Пытаюсь заглянуть за край крыши, чтоб рассмотреть, куда проехали сирены, и тут нога срывается и меня уносит вниз, я хватаюсь за антенну, но она отламывается, как сухая ветка и я, слегка притормозив на водостоке, срываюсь с десятиметровой высоты в пропасть двора.
Оказывается, Эйнштейн был прав и в мире всё относительно. Секунда свободного падения показалась мне томительно долгой. Я успел представить хруст ломаемых костей, боль от удара об асфальт, внутренности мои сжались от ужаса, всё тело заныло и онемело в ожидании неминуемого, но до земли я долетел не скоро. Капюшон зацепился за что-то, сильный рывок чуть не вытряхнул меня из куртки, я повис на мгновение, услышал, как трещит разрываемая ткань и полетел дальше. Следующим пунктом моего полёта оказался козырёк над подъездом. Ударился я не сильно. Навес оказался деревянным, оббитым жестяными листами. Доски хрустнули, но выдержали, я покатился и, наконец, приземлился на землю, прямо под ноги ошеломлённой старушке. На этот раз мне повезло меньше. Левое плечо зажглось болью, внутри всё заныло, будто сжали в кулак все мои кишки. Голова, на счастье, не пострадала, но от стресса соображал я слабо.

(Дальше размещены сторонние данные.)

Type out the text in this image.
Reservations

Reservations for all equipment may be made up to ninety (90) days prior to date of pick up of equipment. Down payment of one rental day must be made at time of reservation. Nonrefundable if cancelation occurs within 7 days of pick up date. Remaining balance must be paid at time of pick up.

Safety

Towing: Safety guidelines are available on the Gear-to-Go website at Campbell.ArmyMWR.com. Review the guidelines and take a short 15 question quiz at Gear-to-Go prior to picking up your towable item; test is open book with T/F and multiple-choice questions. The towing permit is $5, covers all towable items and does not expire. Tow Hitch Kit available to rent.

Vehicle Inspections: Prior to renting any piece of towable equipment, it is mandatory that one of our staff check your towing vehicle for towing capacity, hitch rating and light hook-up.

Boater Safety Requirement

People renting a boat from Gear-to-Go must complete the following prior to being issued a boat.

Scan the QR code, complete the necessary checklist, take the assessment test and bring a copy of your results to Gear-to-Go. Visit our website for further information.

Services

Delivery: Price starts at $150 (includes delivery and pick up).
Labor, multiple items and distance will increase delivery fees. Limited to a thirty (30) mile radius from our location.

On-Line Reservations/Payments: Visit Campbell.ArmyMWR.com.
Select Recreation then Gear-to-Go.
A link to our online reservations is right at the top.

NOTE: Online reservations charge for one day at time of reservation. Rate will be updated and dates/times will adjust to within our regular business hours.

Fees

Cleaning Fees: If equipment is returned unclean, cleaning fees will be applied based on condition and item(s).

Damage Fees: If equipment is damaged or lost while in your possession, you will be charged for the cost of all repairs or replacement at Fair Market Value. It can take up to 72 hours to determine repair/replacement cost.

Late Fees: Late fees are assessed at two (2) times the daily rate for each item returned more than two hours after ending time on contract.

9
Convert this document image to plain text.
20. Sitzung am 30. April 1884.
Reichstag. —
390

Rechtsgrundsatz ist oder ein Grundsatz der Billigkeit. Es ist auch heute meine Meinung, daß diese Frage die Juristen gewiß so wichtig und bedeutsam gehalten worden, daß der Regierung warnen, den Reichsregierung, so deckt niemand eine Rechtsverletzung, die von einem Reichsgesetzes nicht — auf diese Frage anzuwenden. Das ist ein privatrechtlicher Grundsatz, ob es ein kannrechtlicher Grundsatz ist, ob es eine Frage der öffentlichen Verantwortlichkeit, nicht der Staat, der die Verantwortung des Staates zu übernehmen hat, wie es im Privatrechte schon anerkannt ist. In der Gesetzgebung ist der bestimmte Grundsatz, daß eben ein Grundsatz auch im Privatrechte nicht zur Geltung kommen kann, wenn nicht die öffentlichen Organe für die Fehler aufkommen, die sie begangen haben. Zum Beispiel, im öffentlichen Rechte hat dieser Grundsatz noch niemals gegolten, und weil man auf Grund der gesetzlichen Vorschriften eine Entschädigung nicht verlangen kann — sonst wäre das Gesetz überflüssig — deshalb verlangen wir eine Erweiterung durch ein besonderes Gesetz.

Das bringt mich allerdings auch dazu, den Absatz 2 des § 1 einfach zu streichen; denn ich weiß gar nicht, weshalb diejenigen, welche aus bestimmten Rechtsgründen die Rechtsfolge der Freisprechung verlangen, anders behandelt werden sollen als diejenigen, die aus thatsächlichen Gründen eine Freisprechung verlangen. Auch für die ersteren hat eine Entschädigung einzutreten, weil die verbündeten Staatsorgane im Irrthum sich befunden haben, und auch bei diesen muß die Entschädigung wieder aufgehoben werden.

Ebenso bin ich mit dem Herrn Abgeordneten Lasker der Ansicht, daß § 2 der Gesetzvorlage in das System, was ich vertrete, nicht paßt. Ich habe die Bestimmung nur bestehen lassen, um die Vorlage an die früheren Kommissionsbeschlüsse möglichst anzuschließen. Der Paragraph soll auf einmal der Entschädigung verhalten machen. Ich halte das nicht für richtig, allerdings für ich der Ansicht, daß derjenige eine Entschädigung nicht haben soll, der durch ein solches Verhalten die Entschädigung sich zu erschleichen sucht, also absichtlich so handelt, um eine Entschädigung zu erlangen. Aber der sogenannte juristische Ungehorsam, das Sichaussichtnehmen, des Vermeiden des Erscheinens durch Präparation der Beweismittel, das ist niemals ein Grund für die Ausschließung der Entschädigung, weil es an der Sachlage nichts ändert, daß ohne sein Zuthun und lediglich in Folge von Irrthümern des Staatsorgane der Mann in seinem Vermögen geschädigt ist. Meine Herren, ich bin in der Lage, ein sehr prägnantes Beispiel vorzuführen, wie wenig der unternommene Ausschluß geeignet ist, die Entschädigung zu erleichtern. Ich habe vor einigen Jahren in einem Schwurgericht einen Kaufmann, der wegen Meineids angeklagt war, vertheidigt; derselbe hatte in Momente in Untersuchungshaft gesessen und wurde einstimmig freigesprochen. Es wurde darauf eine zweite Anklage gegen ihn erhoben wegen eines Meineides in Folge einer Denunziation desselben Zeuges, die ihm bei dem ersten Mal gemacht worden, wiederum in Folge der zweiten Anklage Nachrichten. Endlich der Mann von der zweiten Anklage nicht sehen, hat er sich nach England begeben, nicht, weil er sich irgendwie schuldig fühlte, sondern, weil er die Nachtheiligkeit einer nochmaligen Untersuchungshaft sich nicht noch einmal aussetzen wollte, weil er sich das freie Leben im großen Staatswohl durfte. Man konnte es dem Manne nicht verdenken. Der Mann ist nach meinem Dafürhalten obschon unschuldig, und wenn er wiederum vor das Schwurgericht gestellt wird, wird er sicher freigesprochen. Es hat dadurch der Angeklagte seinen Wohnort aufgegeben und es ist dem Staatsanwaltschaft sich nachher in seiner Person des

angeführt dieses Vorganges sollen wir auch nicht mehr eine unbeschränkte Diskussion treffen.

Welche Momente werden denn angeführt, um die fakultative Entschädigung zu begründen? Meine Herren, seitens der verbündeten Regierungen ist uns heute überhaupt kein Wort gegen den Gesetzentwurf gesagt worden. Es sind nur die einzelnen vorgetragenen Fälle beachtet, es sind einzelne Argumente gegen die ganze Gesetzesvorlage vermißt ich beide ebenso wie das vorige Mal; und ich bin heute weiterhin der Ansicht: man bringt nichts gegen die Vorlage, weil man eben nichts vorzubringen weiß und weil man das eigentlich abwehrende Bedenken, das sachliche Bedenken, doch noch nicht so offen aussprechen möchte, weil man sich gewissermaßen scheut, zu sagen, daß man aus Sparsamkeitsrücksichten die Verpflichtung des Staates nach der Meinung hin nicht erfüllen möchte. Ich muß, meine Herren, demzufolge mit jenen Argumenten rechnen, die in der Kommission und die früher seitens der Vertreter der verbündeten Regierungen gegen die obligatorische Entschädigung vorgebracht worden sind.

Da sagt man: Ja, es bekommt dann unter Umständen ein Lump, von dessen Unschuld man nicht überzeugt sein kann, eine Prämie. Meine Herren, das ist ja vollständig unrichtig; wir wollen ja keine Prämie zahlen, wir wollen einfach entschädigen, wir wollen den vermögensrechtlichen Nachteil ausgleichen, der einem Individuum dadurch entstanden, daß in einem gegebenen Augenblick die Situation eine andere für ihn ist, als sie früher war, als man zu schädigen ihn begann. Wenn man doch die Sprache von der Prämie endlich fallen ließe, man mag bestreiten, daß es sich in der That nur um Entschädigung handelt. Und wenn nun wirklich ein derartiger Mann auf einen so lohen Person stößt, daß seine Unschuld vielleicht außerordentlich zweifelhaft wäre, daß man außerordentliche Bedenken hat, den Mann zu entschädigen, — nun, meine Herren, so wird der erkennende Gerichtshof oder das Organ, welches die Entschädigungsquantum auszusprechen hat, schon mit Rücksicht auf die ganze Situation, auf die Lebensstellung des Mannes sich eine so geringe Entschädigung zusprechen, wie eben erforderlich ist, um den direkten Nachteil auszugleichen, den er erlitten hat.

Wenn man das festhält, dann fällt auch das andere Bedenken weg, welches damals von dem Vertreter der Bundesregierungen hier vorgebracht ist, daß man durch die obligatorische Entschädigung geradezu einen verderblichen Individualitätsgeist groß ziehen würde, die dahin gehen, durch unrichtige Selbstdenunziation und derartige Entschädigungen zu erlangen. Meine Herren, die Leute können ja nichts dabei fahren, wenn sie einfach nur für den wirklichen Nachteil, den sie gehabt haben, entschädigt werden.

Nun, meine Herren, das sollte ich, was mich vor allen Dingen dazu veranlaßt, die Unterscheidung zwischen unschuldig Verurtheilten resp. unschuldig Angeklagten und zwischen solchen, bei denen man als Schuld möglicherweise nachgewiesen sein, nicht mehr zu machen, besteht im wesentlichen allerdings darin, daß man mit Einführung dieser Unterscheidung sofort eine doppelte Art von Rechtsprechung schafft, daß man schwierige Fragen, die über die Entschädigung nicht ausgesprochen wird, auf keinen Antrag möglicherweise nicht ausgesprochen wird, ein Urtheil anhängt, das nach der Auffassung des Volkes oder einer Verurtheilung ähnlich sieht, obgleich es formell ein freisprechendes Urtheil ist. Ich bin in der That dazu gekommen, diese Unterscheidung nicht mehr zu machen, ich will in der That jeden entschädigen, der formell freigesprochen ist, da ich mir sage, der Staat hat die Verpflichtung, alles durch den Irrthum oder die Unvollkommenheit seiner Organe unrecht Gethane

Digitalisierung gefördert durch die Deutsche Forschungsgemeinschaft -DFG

– Вот ирод!!! – Заверещала старуха с мусорным ведром. Упади я на несколько секунд позже, размазал бы бабульку по земле. – Черти тебя туда понесли!!! Откуда ты свалился, скотина? Ворюга!!! По окнам лазишь!!!
Я пытаюсь что-то сказать, но язык не слушается. Поднимаюсь – вроде всё цело, только плечо ноет, не переставая. Вращаю рукой, вроде, ни вывиха, ни перелома. Резкой боли нет – уже хорошо.
– Ты куда это собрался, окаянный? А ну, стоять!!! – Бабка бросает ведро и резво выбегает через арку на улицу. – Помогите!!! Вора поймала!!!
Да что ж мне так не везёт? Лучше бы я на эту сволочную пенсионерку свалился, целее был бы. Ментов ей долго искать не нужно, они через два дома в полном составе.